Canadian Daniel Chan is going abroad to provide aid to a developing country, but rather than food or money he will be giving out something just as valuable: Leadership skills.
Chan, a client manager at IBM, will be part of an IBM Corporate Service Corps team heading to Vietnam to teach business leaders valuable leadership and development skills to help strengthen the local economy, increase economic opportunities and improve access to learning resources for the local business community.
Chan says the opportunity to impart his own experience and knowledge to up-and-coming leaders in a developing country was too good to pass up.
“I would say that I’m a pretty adventurous guy and throughout my IBM career I’ve been involved in education and training roles, so I’m truly excited for this opportunity to develop global leadership and experience,” Chan said.
While in Vietnam, Chan and his team will be living and working in the city of Danang, a much smaller, less Westernized venue than metropolises like Hanoi or Ho Chi Minh City.
The move is deliberate, as businesses in smaller cities need the most help.
Chan says it’s all about showing local leaders how they can take their business global.
“It’s exciting to engage with local companies knowing we’re going to assist them to be more competitive in a global economy,” Chan said.
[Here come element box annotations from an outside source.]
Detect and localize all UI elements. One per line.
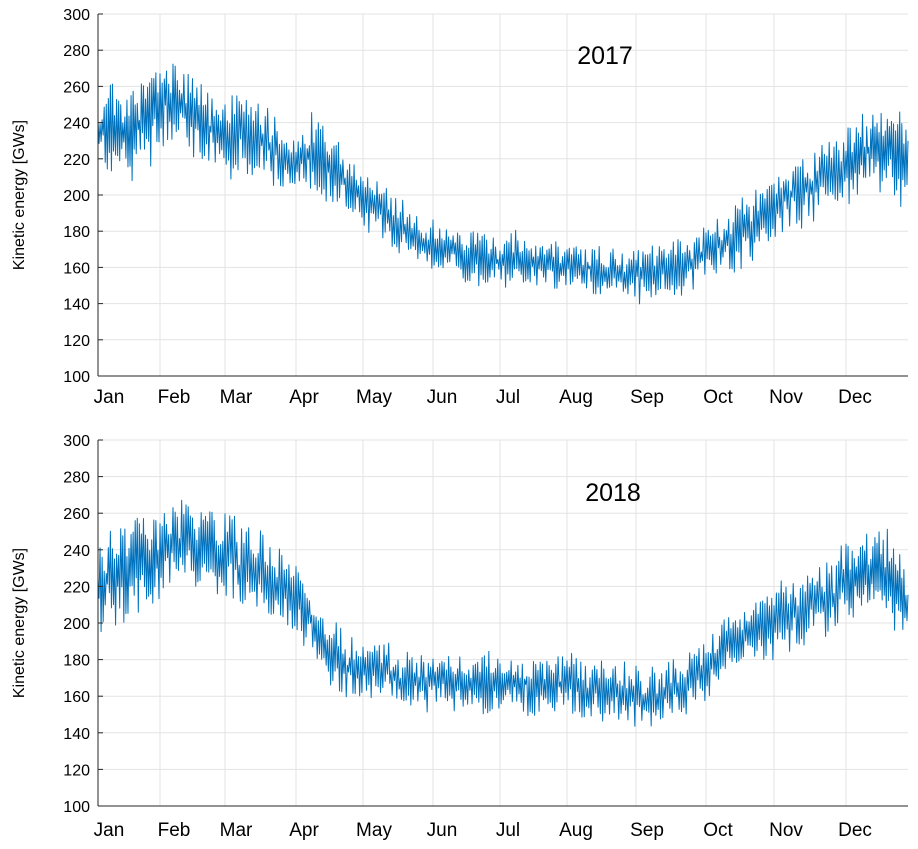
- y-tick-label: 120: [63, 762, 90, 779]
- y-tick-label: 260: [63, 506, 90, 523]
- y-tick-label: 280: [63, 470, 90, 487]
- x-tick-label: Nov: [769, 820, 803, 841]
- x-tick-label: Dec: [838, 387, 872, 408]
- x-tick-label: Jan: [94, 387, 125, 408]
- x-tick-label: Jun: [427, 387, 458, 408]
- y-tick-label: 240: [63, 116, 90, 133]
- y-tick-label: 200: [63, 616, 90, 633]
- y-tick-label: 180: [63, 224, 90, 241]
- x-tick-label: Sep: [630, 820, 664, 841]
- x-tick-label: Aug: [559, 820, 593, 841]
- y-tick-label: 140: [63, 297, 90, 314]
- y-axis-label: Kinetic energy [GWs]: [11, 120, 28, 270]
- y-tick-label: 160: [63, 689, 90, 706]
- y-tick-label: 200: [63, 188, 90, 205]
- x-tick-label: Mar: [220, 387, 253, 408]
- y-tick-label: 140: [63, 726, 90, 743]
- x-tick-label: Oct: [703, 820, 733, 841]
- x-tick-label: Mar: [220, 820, 253, 841]
- x-tick-label: Jul: [496, 387, 520, 408]
- y-axis-label: Kinetic energy [GWs]: [11, 548, 28, 698]
- y-tick-label: 220: [63, 152, 90, 169]
- x-tick-label: Apr: [289, 387, 319, 408]
- x-tick-label: Aug: [559, 387, 593, 408]
- x-tick-label: Feb: [158, 387, 191, 408]
- y-tick-label: 180: [63, 653, 90, 670]
- chart-panel-2018: 100 120 140 160 180 200 220 240 260 280 300 Jan Feb M…: [11, 433, 909, 841]
- x-tick-label: Feb: [158, 820, 191, 841]
- x-tick-label: Nov: [769, 387, 803, 408]
- x-tick-label: May: [356, 387, 392, 408]
- y-tick-label: 300: [63, 7, 90, 24]
- chart-panel-2017: 100 120 140 160 180 200 220 240 260 280 300 Jan Feb M…: [11, 7, 909, 408]
- y-tick-label: 280: [63, 43, 90, 60]
- series-line-2017: [97, 63, 909, 305]
- x-tick-label: Jul: [496, 820, 520, 841]
- chart-title: 2017: [577, 42, 633, 70]
- y-tick-label: 100: [63, 799, 90, 816]
- x-tick-label: Sep: [630, 387, 664, 408]
- y-tick-label: 160: [63, 260, 90, 277]
- x-tick-label: Oct: [703, 387, 733, 408]
- x-tick-label: May: [356, 820, 392, 841]
- y-tick-label: 120: [63, 333, 90, 350]
- y-tick-label: 220: [63, 579, 90, 596]
- y-tick-label: 100: [63, 369, 90, 386]
- x-tick-label: Jun: [427, 820, 458, 841]
- y-tick-label: 260: [63, 79, 90, 96]
- chart-title: 2018: [585, 479, 641, 507]
- series-line-2018: [97, 499, 909, 727]
- y-tick-label: 300: [63, 433, 90, 450]
- x-tick-label: Dec: [838, 820, 872, 841]
- y-tick-label: 240: [63, 543, 90, 560]
- x-tick-label: Jan: [94, 820, 125, 841]
- x-tick-label: Apr: [289, 820, 319, 841]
Chan’s team will include IBM employees from the U.K., Germany, the U.S. and Mexico. The trip will be the first of six scheduled for the next three years, with 12 project teams totalling 100 people being sent to Romania, Turkey, Ghana, Tanzania, Vietnam and the Phillipines.
Each team will spend at least one month in each country, with several months of preparation beforehand and post-trip work afterwards.
Dave Robitaille, manager of corporate citizen affairs at IBM, says interest in the program was extremely high among IBM employees. More than 5,500 people applied worldwide for the 100 available positions.
“We like to joke that it was more difficult to get into than Harvard,” Robitaille said.
IBM is working with local non-governmental organizations in each participating country to ensure the program suits local business needs.
Robitaille says the need for exporting leadership skills is just as important as other forms of assistance developing countries need to flourish in the world economy.
“What the future demands is that we have people who are able to cross time zones and cultures to be effective in the emerging global economy. We are developing the skills of these people as global leaders,” Robitaille said.